Gestern sämtliche >>>> ANNO-Texte gelesen; ’sämtliche‘ heißt, alle bis auf die drei, die noch fehlen. Es sind schöne Sachen darunter, aber auch mancher Schmonzes. Zu den s e h r schönen Geschichten gehören die von >>>> Titania, sowie die von >>>> Daniela Danz; an beiden wäre nur noch wenig zu tun; mal hier ein Adjektiv überlegen, mal da eine Satzkonstruktion etwas geraderücken, mehr wirklich nicht. Dann ist da ein Text, der sehr viel Witz hat, aber an einigen Stellen von den eigenen vielen Einfällen erstickt wird; das müßte etwas verschlankt werden. Zwei sehr schöne Gedichte sind dabei. Aber es gibt auch einen ziemlichen Schmonzes dazwischen. Es muß also wirklich, dringend, ein Lektor darangehn, dem ich mich auch gerne selber unterstellte. Für meine Rahmengeschichte notiere ich zu jedem der vierzehn Texte ein Stichwort, eine Person etwa, auf die die Rahmengeschichte direkt oder indirekt Bezug nimmt. Aber mir fehlen halt noch drei Texte, so daß ich nicht eigentlich schon anfangen kann.
Mehr beschäftigt mich unterschwellig >>>> das.
Die Arbeitszeit ist auch heute eingeschränkt, weil mein Junge ab 11.45 Uhr ein Judoturnier hat, zu dem ich ihn hinbringen und bei dem ich auch dabeisein will.
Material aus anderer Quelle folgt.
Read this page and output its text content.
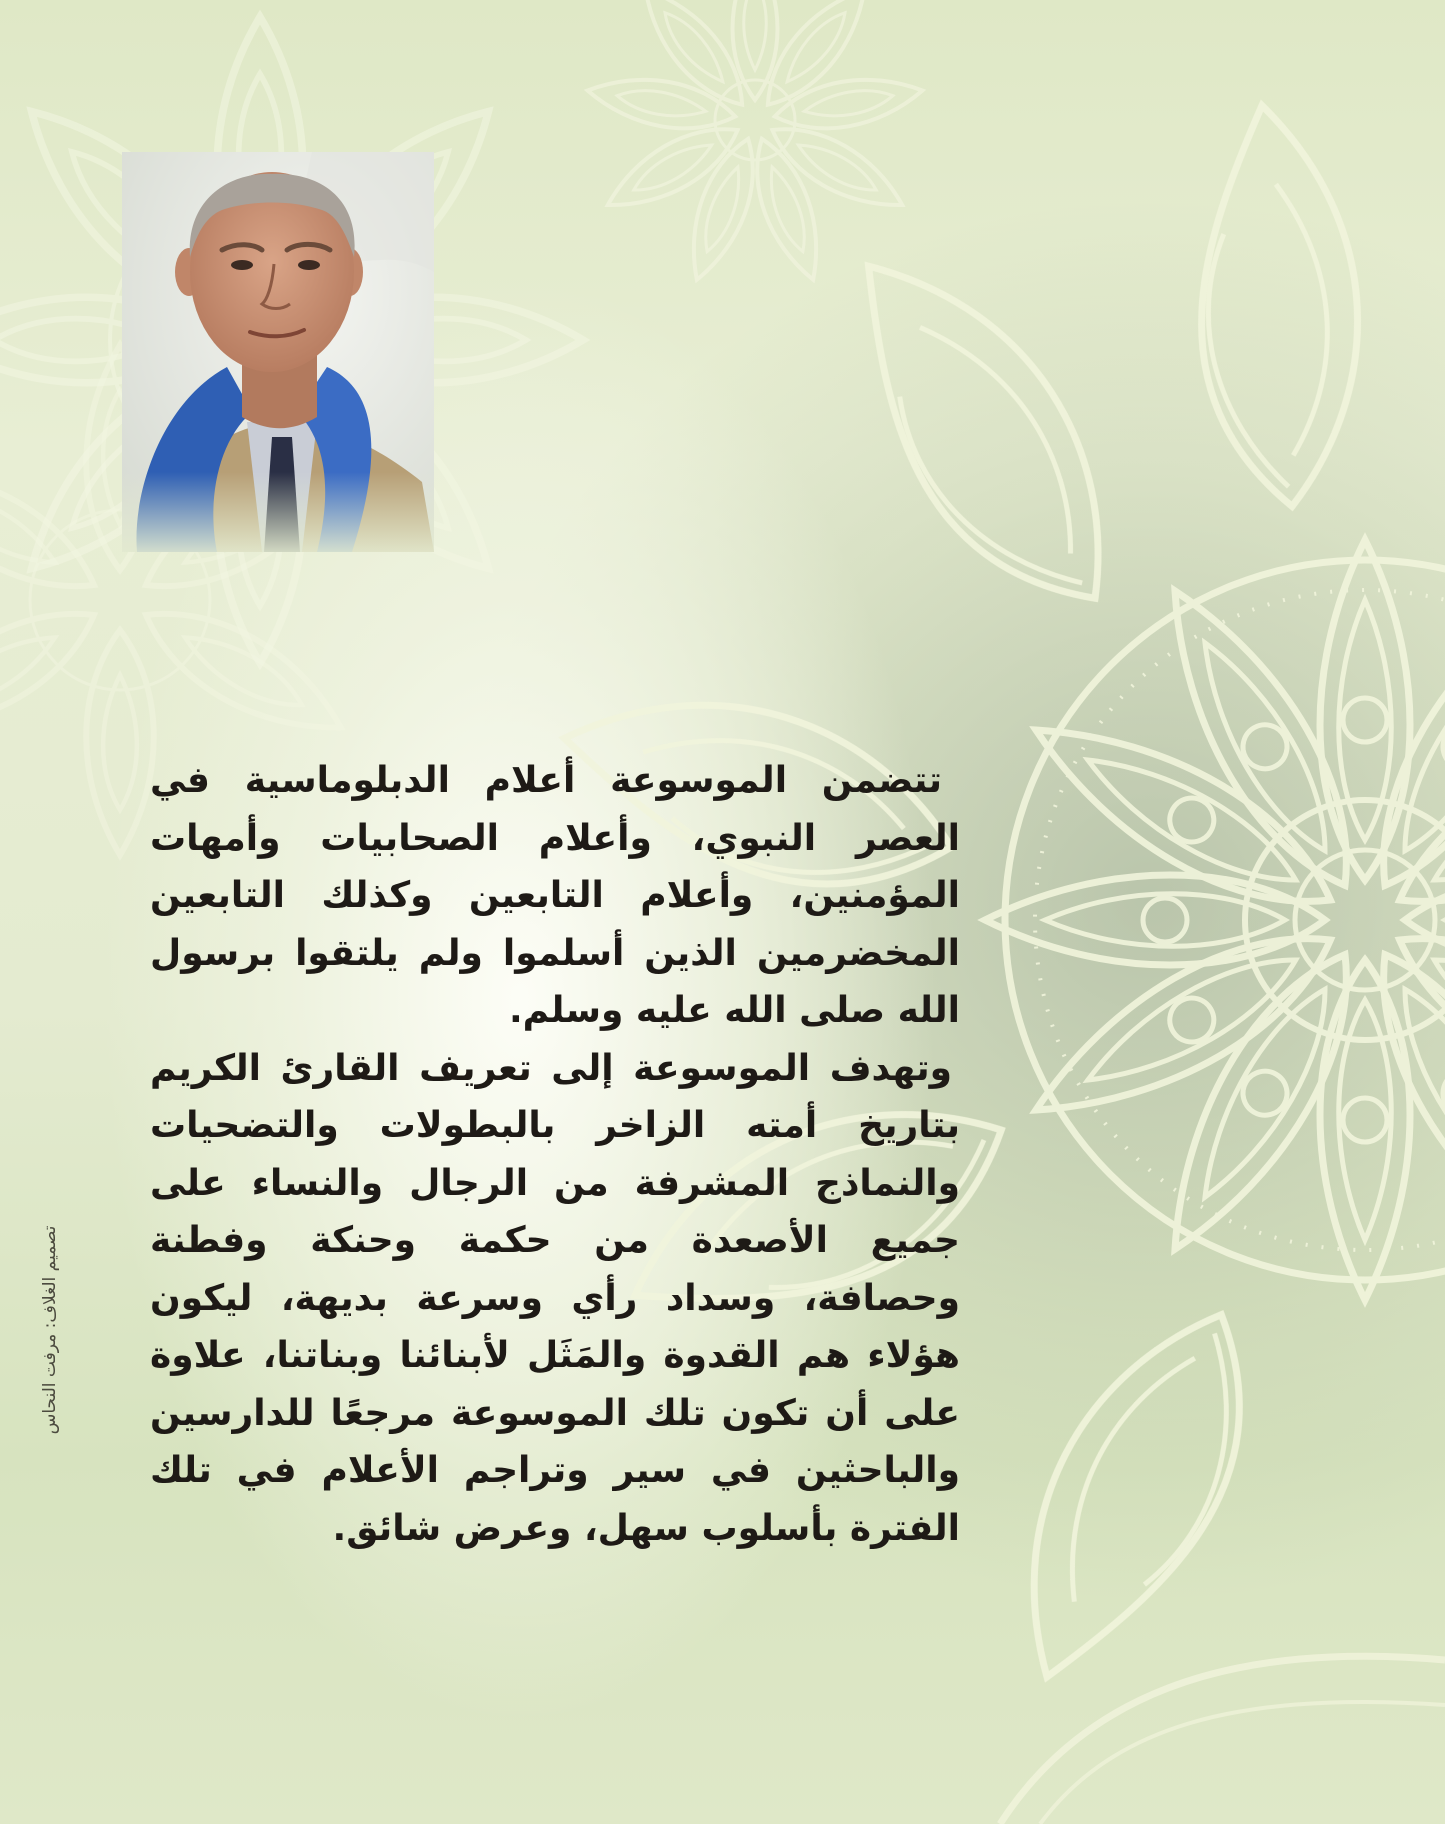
تتضمن الموسوعة أعلام الدبلوماسية في العصر النبوي، وأعلام الصحابيات وأمهات المؤمنين، وأعلام التابعين وكذلك التابعين المخضرمين الذين أسلموا ولم يلتقوا برسول الله صلى الله عليه وسلم.

وتهدف الموسوعة إلى تعريف القارئ الكريم بتاريخ أمته الزاخر بالبطولات والتضحيات والنماذج المشرفة من الرجال والنساء على جميع الأصعدة من حكمة وحنكة وفطنة وحصافة، وسداد رأي وسرعة بديهة، ليكون هؤلاء هم القدوة والمَثَل لأبنائنا وبناتنا، علاوة على أن تكون تلك الموسوعة مرجعًا للدارسين والباحثين في سير وتراجم الأعلام في تلك الفترة بأسلوب سهل، وعرض شائق.

تصميم الغلاف: مرفت النحاس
Das wird wiederum nach hinten hin knapp, weil ich >>>> heute um 18 Uhr in die Oper muß, fürs >>>> Opernnetz, wo nun endlich >>>> mein Henze-Text erschienen ist. Ich hoffe, daß ich bis abends nicht mehr allzu sehr rumbölke; es wäre sonst ungut unterm Publikum, und sowieso auch, für die Konzentration. Aber ich freu mich auf René Jacobs.
Guten Morgen. Ich schreibe jetzt mein Arbeitsnotat zu >>>> MW und lege dann den Link.
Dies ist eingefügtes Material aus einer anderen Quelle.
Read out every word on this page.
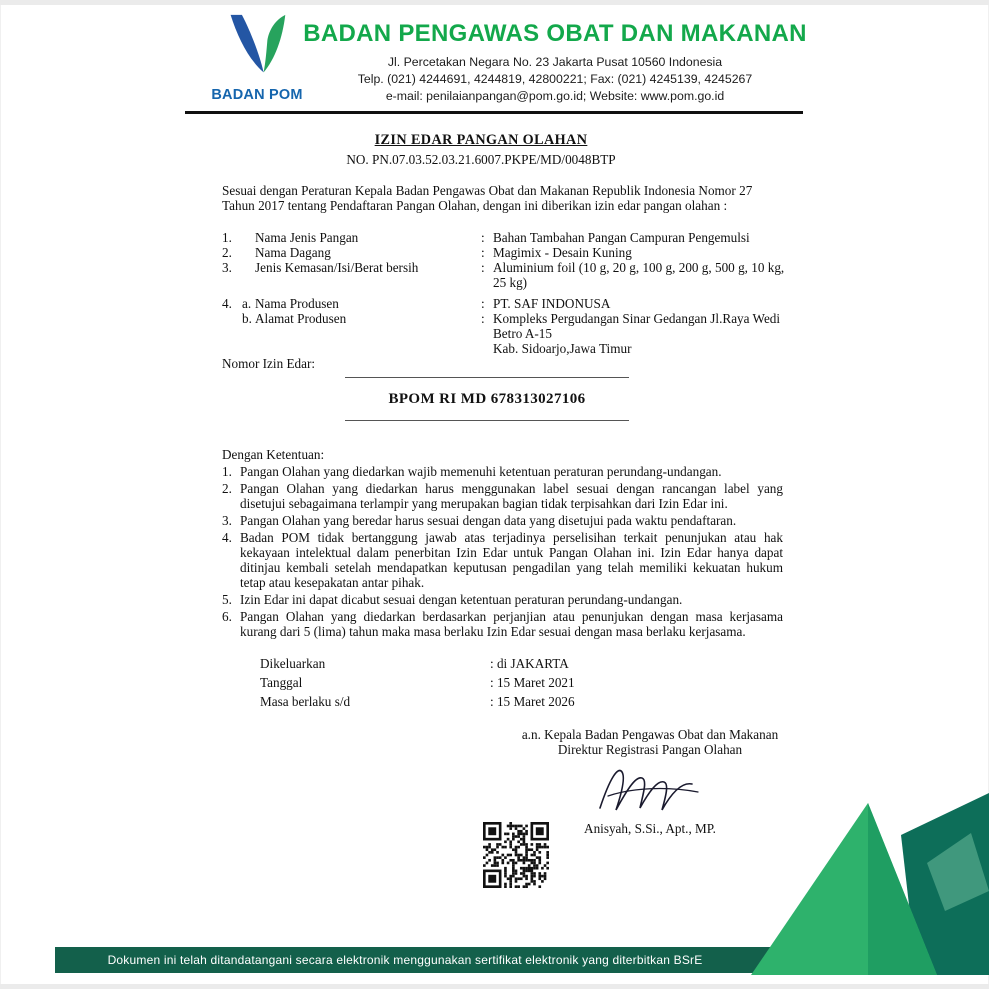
BADAN POM
BADAN PENGAWAS OBAT DAN MAKANAN
Jl. Percetakan Negara No. 23 Jakarta Pusat 10560 Indonesia
Telp. (021) 4244691, 4244819, 42800221; Fax: (021) 4245139, 4245267
e-mail: penilaianpangan@pom.go.id; Website: www.pom.go.id
IZIN EDAR PANGAN OLAHAN
NO. PN.07.03.52.03.21.6007.PKPE/MD/0048BTP
Sesuai dengan Peraturan Kepala Badan Pengawas Obat dan Makanan Republik Indonesia Nomor 27 Tahun 2017 tentang Pendaftaran Pangan Olahan, dengan ini diberikan izin edar pangan olahan :
1.	Nama Jenis Pangan	: Bahan Tambahan Pangan Campuran Pengemulsi
2.	Nama Dagang	: Magimix - Desain Kuning
3.	Jenis Kemasan/Isi/Berat bersih	: Aluminium foil (10 g, 20 g, 100 g, 200 g, 500 g, 10 kg, 25 kg)
4. a. Nama Produsen	: PT. SAF INDONUSA
b. Alamat Produsen	: Kompleks Pergudangan Sinar Gedangan Jl.Raya Wedi Betro A-15
Kab. Sidoarjo,Jawa Timur
Nomor Izin Edar:
BPOM RI MD 678313027106
Dengan Ketentuan:
1. Pangan Olahan yang diedarkan wajib memenuhi ketentuan peraturan perundang-undangan.
2. Pangan Olahan yang diedarkan harus menggunakan label sesuai dengan rancangan label yang disetujui sebagaimana terlampir yang merupakan bagian tidak terpisahkan dari Izin Edar ini.
3. Pangan Olahan yang beredar harus sesuai dengan data yang disetujui pada waktu pendaftaran.
4. Badan POM tidak bertanggung jawab atas terjadinya perselisihan terkait penunjukan atau hak kekayaan intelektual dalam penerbitan Izin Edar untuk Pangan Olahan ini. Izin Edar hanya dapat ditinjau kembali setelah mendapatkan keputusan pengadilan yang telah memiliki kekuatan hukum tetap atau kesepakatan antar pihak.
5. Izin Edar ini dapat dicabut sesuai dengan ketentuan peraturan perundang-undangan.
6. Pangan Olahan yang diedarkan berdasarkan perjanjian atau penunjukan dengan masa kerjasama kurang dari 5 (lima) tahun maka masa berlaku Izin Edar sesuai dengan masa berlaku kerjasama.
Dikeluarkan	: di JAKARTA
Tanggal	: 15 Maret 2021
Masa berlaku s/d	: 15 Maret 2026
a.n. Kepala Badan Pengawas Obat dan Makanan
Direktur Registrasi Pangan Olahan
Anisyah, S.Si., Apt., MP.
Dokumen ini telah ditandatangani secara elektronik menggunakan sertifikat elektronik yang diterbitkan BSrE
>>>> Moobicent ist mal wieder langsam heute früh; kein UMTS-, sondern nur ein GPRS-Signal. Macht aber nichts, sondern paßt zu meiner gegenwärtigen Verfassung.
7.24 Uhr:
[Scelsi, Chukrum.]
Melusine Walser: Erst einmal numerische Ordnung geschaffen und >>> eine eigene Rubrik angelegt; da ging so einiges durcheinander. Außerdem muß ich mal schauen, wo ich mich im Arbeitsjournal noch zu MW geäußert habe; das wäre herauszukopieren undn zusammenzufassen. Scheißarbeit, aber schließlich – wahrscheinlich – hilfreich. Außerdem, wenn ich wüßte, wo auch nur einer meiner eigentlich zahllosen Labello-Stifte hingekommen ist, ginge es mir auch besser; die Dinger verhindern nämlich exzellent, daß bei der vielen Schnauberei die Nasenflügel wund werden. Ahh! UMTS geht wieder. Das beschleunigt die Arbeit jetzt entschieden.
7.42 Uhr:
[Scelsi, Hurqualia.]
Nee, in der riesigen Schreibtisch-Grabbelschublade gibt’s auch keinen Labello. Dafür alles mögliche andere Zeug, von dem man besser keinem Sittenrichter erzählt. Und Grippetabletten, klasse, italienische aus meiner Villa-Massimo-Zeit, also von 1998. Ich mag das ja, sowas auszuprobieren, ob es noch und wie es dann wirkt. Und twoday ist down, auch nett. Nu kann ich nicht tun, was ich tun wollte. Na gut, dusch ich halt. Und zieh schon mal, falls das von Judoturnier zu Opernpremiere knapp werden sollte, einen Anzug an.
8.39 Uhr:
[Beethoven, Diabelli-Variationen, Richter.]
Na bitte, geht ja wieder. Aber nur GPRS. Egal, ich muß jetzt eh los.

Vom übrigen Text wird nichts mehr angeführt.